Not long ago China had the whole world laughing when the government ordered an arid mountain to be painted green. They used many gallons of green paint to green their mountain. Thank God we do not have arid mountains in Mpumalanga because we would be choking on green paint fumes by now. Global warming and rising combustion levels are a factor. In other countries they are even experimenting with synthetic trees and whole host of other interventions to reduce combustion and its bad effects. We cannot therefore borrow their ways of doing things without studying our own situation to understand the causes of the devastating global warming phenomenon. We want to argues that the Premier and his EXCO should prioritize research and development (R&D) activities into the practices of all pollution emitting firms and regulate these killer practices to save our environment. Greening the Province is a novelty romanticized beyond its usefulness at this point. If we continue with this “priority” in its current format we will be accused by future generations of having stood by as a government when profit driven entities looted the province of its livelihood – the environment. Our leaders must please stop being poets and prioritize those things that matter not only to our generation but to future generations.
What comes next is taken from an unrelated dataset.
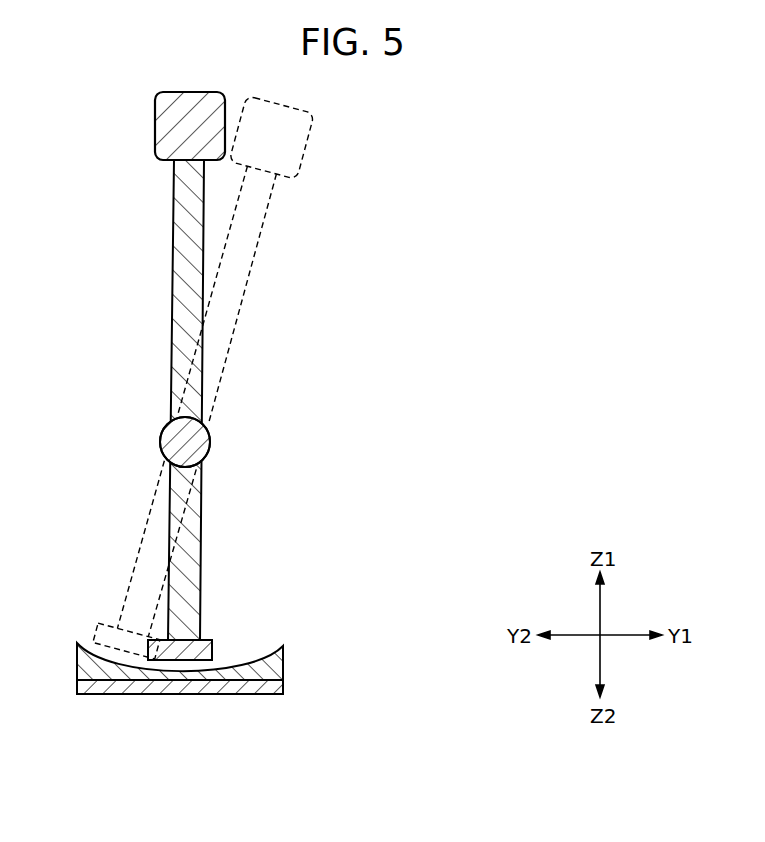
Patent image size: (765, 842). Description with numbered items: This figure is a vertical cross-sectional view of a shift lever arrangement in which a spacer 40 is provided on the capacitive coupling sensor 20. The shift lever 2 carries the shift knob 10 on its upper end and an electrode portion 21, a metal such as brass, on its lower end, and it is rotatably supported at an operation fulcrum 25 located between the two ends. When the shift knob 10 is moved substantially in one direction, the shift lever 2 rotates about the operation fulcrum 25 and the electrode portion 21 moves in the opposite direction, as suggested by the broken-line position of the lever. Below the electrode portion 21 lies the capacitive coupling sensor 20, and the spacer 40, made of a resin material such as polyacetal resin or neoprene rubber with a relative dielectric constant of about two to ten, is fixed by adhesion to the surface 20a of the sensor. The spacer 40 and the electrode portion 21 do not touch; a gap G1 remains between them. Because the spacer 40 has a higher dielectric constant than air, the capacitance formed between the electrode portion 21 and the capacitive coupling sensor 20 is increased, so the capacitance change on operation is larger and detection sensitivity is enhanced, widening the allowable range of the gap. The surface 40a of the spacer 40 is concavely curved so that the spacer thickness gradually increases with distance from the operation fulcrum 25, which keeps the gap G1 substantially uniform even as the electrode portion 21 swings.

Greening the Province is a noble idea and God has already done that for us in Mpumalanga. Our job is to maintain that by reducing human activities that ravage the pristine land we have inherited. We wish to opine that in the Premier’s State of the Province address in two weeks’ time we do not only expect to be told how many trees our people have planted, but also to tell us how much damage do the big firms (some of which sit in the Economic Advisory Council) cause damage to nature and how our Government is responding to that to safeguard the future of the people of Mpumalanga.
We also wish to hear how we are going to take off the electricity grid household and light industry consumption. We suggest solar energy as an alternative.
In addition we also wish to hear our Government’s response to unethical and environmental degradation of the mines, manufacturing firms and commercial farming
If our leaders continue to shout slogans such as Greening the Province without telling us exactly what the problems are and how planting trees will reverse the damage to the environment they will be letting down our Province and wasting an opportunity to address real priorities of this part of our country.